The war on the police is having an effect.

Apparently, when mobs chant “What do we want? Dead cops,” potential recruits to law enforcement must think it’s a good idea to look elsewhere for career possibilities.

Police departments, both in cities and in rural areas, are having a tough time recruiting new people to the force.

Charles Fain Lehman lays out the statistics in an excellent piece in City Journal. Nashville’s police force in 2010 had around 4,700 online applications; last year it was down to 1,900. Seattle’s police department has seen a decline of 40 to 50 percent in applications. Jefferson County in Colorado reports a whopping 70 percent decline.

Eighty percent of police chiefs in the country said that they are experiencing a shortage in sworn officers. Half said that the situation has grown worse in the last five years.

This should not surprise us, but it should alarm us. Lehman explains:

The current hiring struggles reflect the slow undoing of the past quarter-century’s trend of growing American police forces. Data from the Census Bureau’s Annual Survey of Public Employment and Payroll (ASPEP)—which counts the national number of public employees—paint a stark picture. In the early 1990s, roughly 500,000 sworn officers worked in the U.S., equivalent to 213 per 100,000 people in the population.

During this period, violent crime finally peaked after rising continuously for almost three decades, and then began a long drop. One reason for this substantial decline was a massive increase in the number of cops, not just in New York, but across the country. Substantial empirical evidence indicates that more cops on the beat means less crime on the street.

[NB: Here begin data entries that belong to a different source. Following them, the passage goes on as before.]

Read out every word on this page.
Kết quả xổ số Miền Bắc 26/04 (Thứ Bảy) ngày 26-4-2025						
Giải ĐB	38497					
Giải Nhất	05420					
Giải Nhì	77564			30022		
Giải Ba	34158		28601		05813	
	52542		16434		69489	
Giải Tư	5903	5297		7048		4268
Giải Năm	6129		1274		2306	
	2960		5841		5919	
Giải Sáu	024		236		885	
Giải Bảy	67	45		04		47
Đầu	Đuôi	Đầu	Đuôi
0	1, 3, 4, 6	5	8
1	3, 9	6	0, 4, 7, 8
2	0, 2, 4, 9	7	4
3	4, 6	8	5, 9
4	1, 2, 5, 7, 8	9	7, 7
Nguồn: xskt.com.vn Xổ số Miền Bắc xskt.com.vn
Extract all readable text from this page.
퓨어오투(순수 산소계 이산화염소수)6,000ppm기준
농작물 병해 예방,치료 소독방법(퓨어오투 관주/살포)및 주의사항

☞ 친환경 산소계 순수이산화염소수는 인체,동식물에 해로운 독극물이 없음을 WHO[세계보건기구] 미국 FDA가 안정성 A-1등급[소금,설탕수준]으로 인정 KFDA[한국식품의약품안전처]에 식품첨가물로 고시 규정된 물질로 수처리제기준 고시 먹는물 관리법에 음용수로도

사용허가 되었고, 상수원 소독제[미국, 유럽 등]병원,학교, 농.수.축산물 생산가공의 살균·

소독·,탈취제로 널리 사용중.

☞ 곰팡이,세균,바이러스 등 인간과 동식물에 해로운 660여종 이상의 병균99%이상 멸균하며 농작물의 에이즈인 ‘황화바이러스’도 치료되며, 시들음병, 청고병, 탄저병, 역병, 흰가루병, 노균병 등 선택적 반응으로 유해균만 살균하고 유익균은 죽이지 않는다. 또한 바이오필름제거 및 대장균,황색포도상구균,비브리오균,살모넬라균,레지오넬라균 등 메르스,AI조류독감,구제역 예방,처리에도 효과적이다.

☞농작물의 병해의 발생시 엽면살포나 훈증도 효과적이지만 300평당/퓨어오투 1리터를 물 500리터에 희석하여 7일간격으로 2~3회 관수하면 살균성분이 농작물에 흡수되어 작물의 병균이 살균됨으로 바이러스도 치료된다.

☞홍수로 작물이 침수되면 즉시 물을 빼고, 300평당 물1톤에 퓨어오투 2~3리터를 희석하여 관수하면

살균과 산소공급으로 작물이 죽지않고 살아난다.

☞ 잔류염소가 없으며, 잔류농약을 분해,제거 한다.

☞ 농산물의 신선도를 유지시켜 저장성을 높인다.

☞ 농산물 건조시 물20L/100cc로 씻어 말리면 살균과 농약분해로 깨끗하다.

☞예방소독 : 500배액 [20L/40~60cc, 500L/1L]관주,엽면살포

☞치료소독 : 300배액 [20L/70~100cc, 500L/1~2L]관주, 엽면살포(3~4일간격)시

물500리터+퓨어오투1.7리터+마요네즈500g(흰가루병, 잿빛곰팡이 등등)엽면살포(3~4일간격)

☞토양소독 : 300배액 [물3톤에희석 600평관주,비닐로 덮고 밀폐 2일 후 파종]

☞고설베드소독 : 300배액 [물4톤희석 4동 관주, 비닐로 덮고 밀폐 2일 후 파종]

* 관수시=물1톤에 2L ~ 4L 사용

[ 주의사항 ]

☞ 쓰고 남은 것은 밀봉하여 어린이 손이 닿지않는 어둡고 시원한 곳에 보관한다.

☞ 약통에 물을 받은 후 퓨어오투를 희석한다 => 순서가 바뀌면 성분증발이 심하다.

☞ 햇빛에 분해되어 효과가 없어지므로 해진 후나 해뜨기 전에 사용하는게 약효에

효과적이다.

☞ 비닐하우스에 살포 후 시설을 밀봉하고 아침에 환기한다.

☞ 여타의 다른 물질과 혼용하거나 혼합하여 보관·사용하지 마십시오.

There are a number of reasons cited for the decline: fewer candidates join law enforcement or the military because of family ties. Policing is more complicated, requiring more technological expertise, and then there is the psychic toll.

Lehman didn’t highlight what is likely another reason for difficulties in recruitment. That is the way police are treated nowadays. 

A fairly recent example was the November mob that protested having to pay to ride the subway and signs reading “F–k the police” and “NYPD KKK.” The New York Post reported that, despite official promises to send in additional help for the police, it didn’t look as if that had happened. This left cops on the scene in a terrible situation:

“Cops are hesitant — they’re second guessing themselves,” Sergeants Benevolent Association president Ed Mullins told The Post. “These anti-police protests are growing,” he said, but “cops don’t want to engage. Because they fear that if it goes bad, the NYPD is not going to back them.”

Who would volunteer to do a tough job that is undeservedly disrespected and far more more dangerous because of lack of support and rage?